Chapter Text
Nicholas Wilde was eleven years old the last night he talked to his mother: old enough to understand what was happening - but, he would decide later, too young to appreciate it.
She sent all the nurses out of the room, sometime way past his bedtime, he was sure, and it was just them. Him perched in his chair, and her sitting up in her bed, and the beep and whir of the medical machines. His paw in hers. She was as strong and present as ever. But something had changed. Something smelled different.
"The doctors say I have to stay here, Nicky."
"How long?"
"A few more days, at least. You can stay with me, if you want."
"But what about school?"
"Your teachers know you're here with me. I talked to them yesterday, remember?"
She had his paw with some focus he hadn't noticed before, not even when they'd arrived here in their neighbor's car yesterday afternoon.
"I want to be in bed. At home. This one isn't the same."
"I know, sweetheart." His mother smiled at him. "We can go back soon."
"Promise?"
She squeezed his paw even tighter, and her eyes crinkled at the corners. Nick had to look away from the tear rolling down her cheek.
"You know what those mean now," she said. "Promises. You remember what I taught you."
"A promise-" Nick frowned. He did remember this. "A promise is the most important thing you can give someone else."
She nodded and recited the rest along with him. "Backed by the full faith of your entire relationship with a person. I want you to remember that, Nicky. Your whole life."
And she made him promise to, right there in the hospital ward. To keep going. To stay in school. To stay out of trouble. He knew what it meant, in some abstract way. That she was talking to him while she still could. Preparing him for when he'd have to be strong all on his own, for the first time. When he would have to survive.
He'd promised her that, too, even though that future scared him.
"How will I know I can do it? If-" Nick had to swallow the lump in his throat. "If I can't ask you for help?"

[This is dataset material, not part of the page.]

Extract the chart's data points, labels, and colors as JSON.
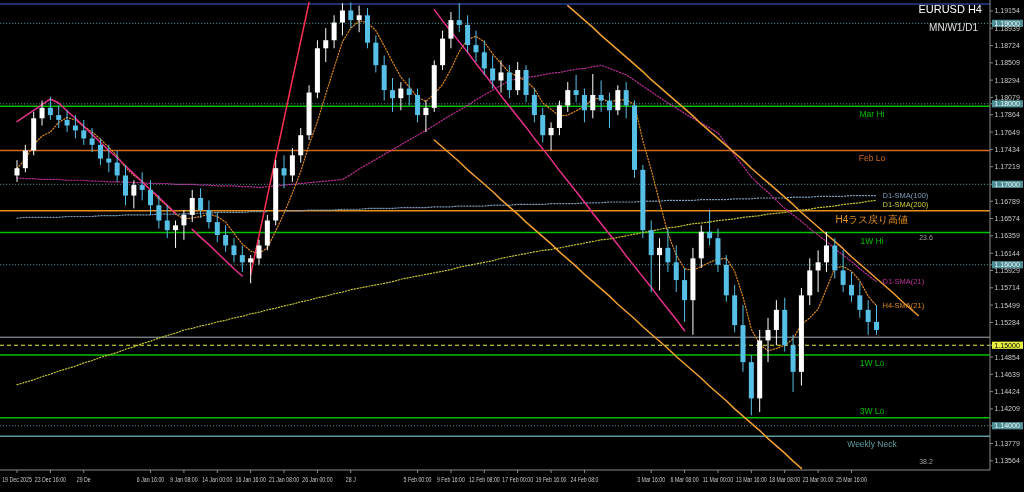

She drew a deep, long breath. "Everyone meets that moment, Nicky. And none of us ever know if we can handle it, until we try."
"Mom." Her tears were infectious. Nick let them be.
"I love you more than anything, Nicky. And I know how smart you are. I know you'll learn."
But Nick had to wonder if he'd promised to do more than he could. He didn't feel very strong, not right then, when the subtle, massive change brought him out of fitful sleep at her side later that night. When all he could feel was desperate, bone-deep helplessness, that made him shrink into the corner of the little lobby outside, because none of the doctors knew what to do with him. They wouldn't tell him what he already knew, even when he asked.
He spent his first night truly alone in the world under the cold fluorescent lights of the hospital waiting room, and didn't sleep again.
The second, and the third, and the fourth night - he had a real bed again, but it was an unfamiliar one in the foster home that wasn't his, that didn't feel right. He slept there anyway. Made the effort, for his mother's sake, to fit in and make the best of what he had. He'd promised.
And each night, when Nick couldn't help the tears, the creeping knowledge that no, he wasn't brave enough to do this himself - he still tried. He didn't want any of them to see.